The officer must assess whether the foreign national meets the job requirements, including experience, education, language, training and any other elements as specified in the Labour Market Impact Assessment (LMIA) or the LMIA-exempt offer of employment, and whether there are any other factors that may prevent the foreign national from being able to perform the duties of the position.
An officer only requires reasonable grounds to believe that the foreign national will be unable to perform the duties of the job.
Quebec Acceptance Certificate (CAQ)
If a foreign national intends to work in Quebec, they must hold a CAQ [R200(3)(b)] in either of the following cases:
- when an LMIA is required
- if the laws of Quebec require it
In general, if the foreign national is LMIA-exempt or if the duration of work is less than 30 days, no CAQ is required. In addition, Quebec does not require a CAQ for unpaid internships.

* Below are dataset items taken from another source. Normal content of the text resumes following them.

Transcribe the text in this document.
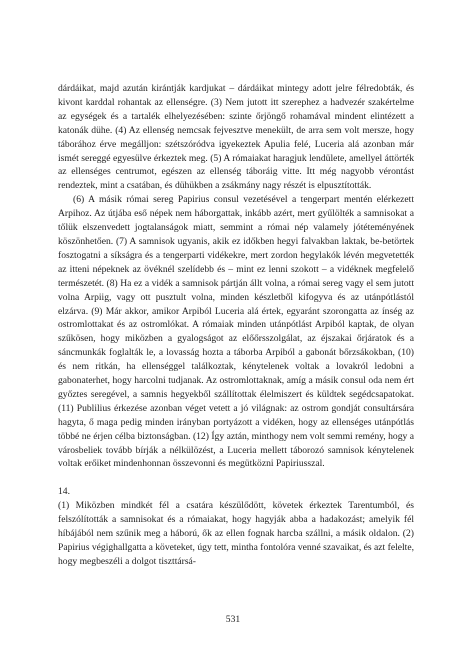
dárdáikat, majd azután kirántják kardjukat – dárdáikat mintegy adott jelre félredobták, és kivont karddal rohantak az ellenségre. (3) Nem jutott itt szerephez a hadvezér szakértelme az egységek és a tartalék elhelyezésében: szinte őrjöngő rohamával mindent elintézett a katonák dühe. (4) Az ellenség nemcsak fejvesztve menekült, de arra sem volt mersze, hogy táborához érve megálljon: szétszóródva igyekeztek Apulia felé, Luceria alá azonban már ismét sereggé egyesülve érkeztek meg. (5) A rómaiakat haragjuk lendülete, amellyel áttörték az ellenséges centrumot, egészen az ellenség táboráig vitte. Itt még nagyobb vérontást rendeztek, mint a csatában, és dühükben a zsákmány nagy részét is elpusztították.

(6) A másik római sereg Papirius consul vezetésével a tengerpart mentén elérkezett Arpihoz. Az útjába eső népek nem háborgattak, inkább azért, mert gyűlölték a samnisokat a tőlük elszenvedett jogtalanságok miatt, semmint a római nép valamely jótéteményének köszönhetően. (7) A samnisok ugyanis, akik ez időkben hegyi falvakban laktak, be-betörtek fosztogatni a síkságra és a tengerparti vidékekre, mert zordon hegylakók lévén megvetették az itteni népeknek az övéknél szelídebb és – mint ez lenni szokott – a vidéknek megfelelő természetét. (8) Ha ez a vidék a samnisok pártján állt volna, a római sereg vagy el sem jutott volna Arpiig, vagy ott pusztult volna, minden készletből kifogyva és az utánpótlástól elzárva. (9) Már akkor, amikor Arpiból Luceria alá értek, egyaránt szorongatta az ínség az ostromlottakat és az ostromlókat. A rómaiak minden utánpótlást Arpiból kaptak, de olyan szűkösen, hogy miközben a gyalogságot az előőrsszolgálat, az éjszakai őrjáratok és a sáncmunkák foglalták le, a lovasság hozta a táborba Arpiból a gabonát bőrzsákokban, (10) és nem ritkán, ha ellenséggel találkoztak, kénytelenek voltak a lovakról ledobni a gabonaterhet, hogy harcolni tudjanak. Az ostromlottaknak, amíg a másik consul oda nem ért győztes seregével, a samnis hegyekből szállítottak élelmiszert és küldtek segédcsapatokat. (11) Publilius érkezése azonban véget vetett a jó világnak: az ostrom gondját consultársára hagyta, ő maga pedig minden irányban portyázott a vidéken, hogy az ellenséges utánpótlás többé ne érjen célba biztonságban. (12) Így aztán, minthogy nem volt semmi remény, hogy a városbeliek tovább bírják a nélkülözést, a Luceria mellett táborozó samnisok kénytelenek voltak erőiket mindenhonnan összevonni és megütközni Papiriusszal.

14.

(1) Miközben mindkét fél a csatára készülődött, követek érkeztek Tarentumból, és felszólították a samnisokat és a rómaiakat, hogy hagyják abba a hadakozást; amelyik fél híbájából nem szűnik meg a háború, ők az ellen fognak harcba szállni, a másik oldalon. (2) Papirius végighallgatta a követeket, úgy tett, mintha fontolóra venné szavaikat, és azt felelte, hogy megbeszéli a dolgot tiszttársá-

531
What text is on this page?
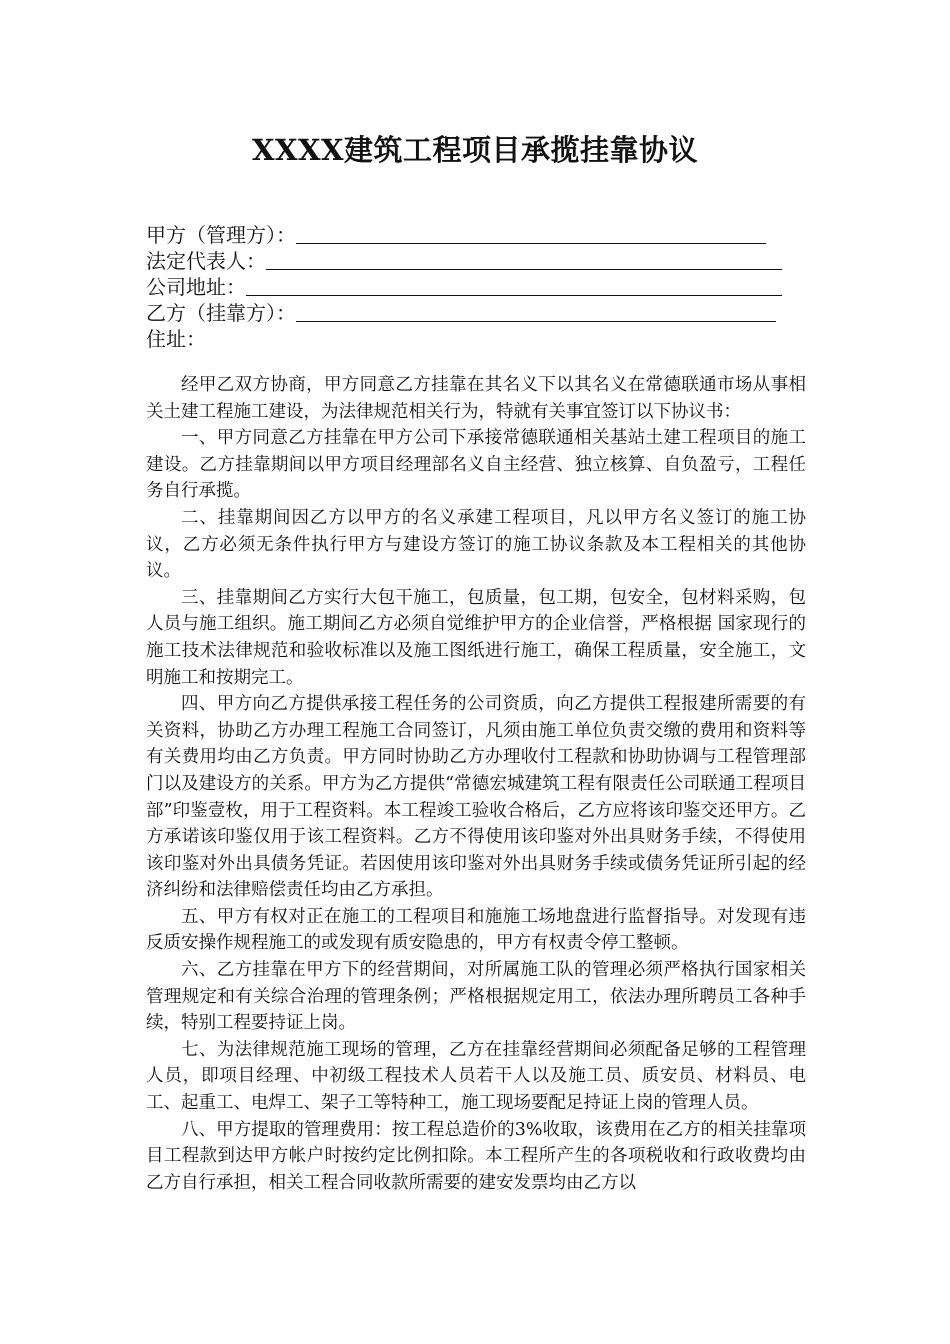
XXXX建筑工程项目承揽挂靠协议
甲方（管理方）：
法定代表人：
公司地址：
乙方（挂靠方）：
住址：

经甲乙双方协商，甲方同意乙方挂靠在其名义下以其名义在常德联通市场从事相关土建工程施工建设，为法律规范相关行为，特就有关事宜签订以下协议书：

一、甲方同意乙方挂靠在甲方公司下承接常德联通相关基站土建工程项目的施工建设。乙方挂靠期间以甲方项目经理部名义自主经营、独立核算、自负盈亏，工程任务自行承揽。

二、挂靠期间因乙方以甲方的名义承建工程项目，凡以甲方名义签订的施工协议，乙方必须无条件执行甲方与建设方签订的施工协议条款及本工程相关的其他协议。

三、挂靠期间乙方实行大包干施工，包质量，包工期，包安全，包材料采购，包人员与施工组织。施工期间乙方必须自觉维护甲方的企业信誉，严格根据 国家现行的施工技术法律规范和验收标准以及施工图纸进行施工，确保工程质量，安全施工，文明施工和按期完工。

四、甲方向乙方提供承接工程任务的公司资质，向乙方提供工程报建所需要的有关资料，协助乙方办理工程施工合同签订，凡须由施工单位负责交缴的费用和资料等有关费用均由乙方负责。甲方同时协助乙方办理收付工程款和协助协调与工程管理部门以及建设方的关系。甲方为乙方提供“常德宏城建筑工程有限责任公司联通工程项目部”印鉴壹枚，用于工程资料。本工程竣工验收合格后，乙方应将该印鉴交还甲方。乙方承诺该印鉴仅用于该工程资料。乙方不得使用该印鉴对外出具财务手续，不得使用该印鉴对外出具债务凭证。若因使用该印鉴对外出具财务手续或债务凭证所引起的经济纠纷和法律赔偿责任均由乙方承担。

五、甲方有权对正在施工的工程项目和施施工场地盘进行监督指导。对发现有违反质安操作规程施工的或发现有质安隐患的，甲方有权责令停工整顿。

六、乙方挂靠在甲方下的经营期间，对所属施工队的管理必须严格执行国家相关管理规定和有关综合治理的管理条例；严格根据规定用工，依法办理所聘员工各种手续，特别工程要持证上岗。

七、为法律规范施工现场的管理，乙方在挂靠经营期间必须配备足够的工程管理人员，即项目经理、中初级工程技术人员若干人以及施工员、质安员、材料员、电工、起重工、电焊工、架子工等特种工，施工现场要配足持证上岗的管理人员。

八、甲方提取的管理费用：按工程总造价的3%收取，该费用在乙方的相关挂靠项目工程款到达甲方帐户时按约定比例扣除。本工程所产生的各项税收和行政收费均由乙方自行承担，相关工程合同收款所需要的建安发票均由乙方以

Officers can determine when a CAQ is required by reviewing the information on the Quebec cases page, under Québec Acceptance Certificate (CAQ) requirement.
The processing officer must ensure that where the foreign national is destined for Quebec and the employment is not LMIA-exempt, the employer has obtained both a valid LMIA and a CAQ.
Adversely affect labour dispute
A work permit should not be issued if the work that the foreign national intends to perform is likely to adversely affect the settlement of any labour dispute in progress or the employment of any person involved in the dispute [R200(3)(c)]. Employers cannot use temporary workers as strike-breakers.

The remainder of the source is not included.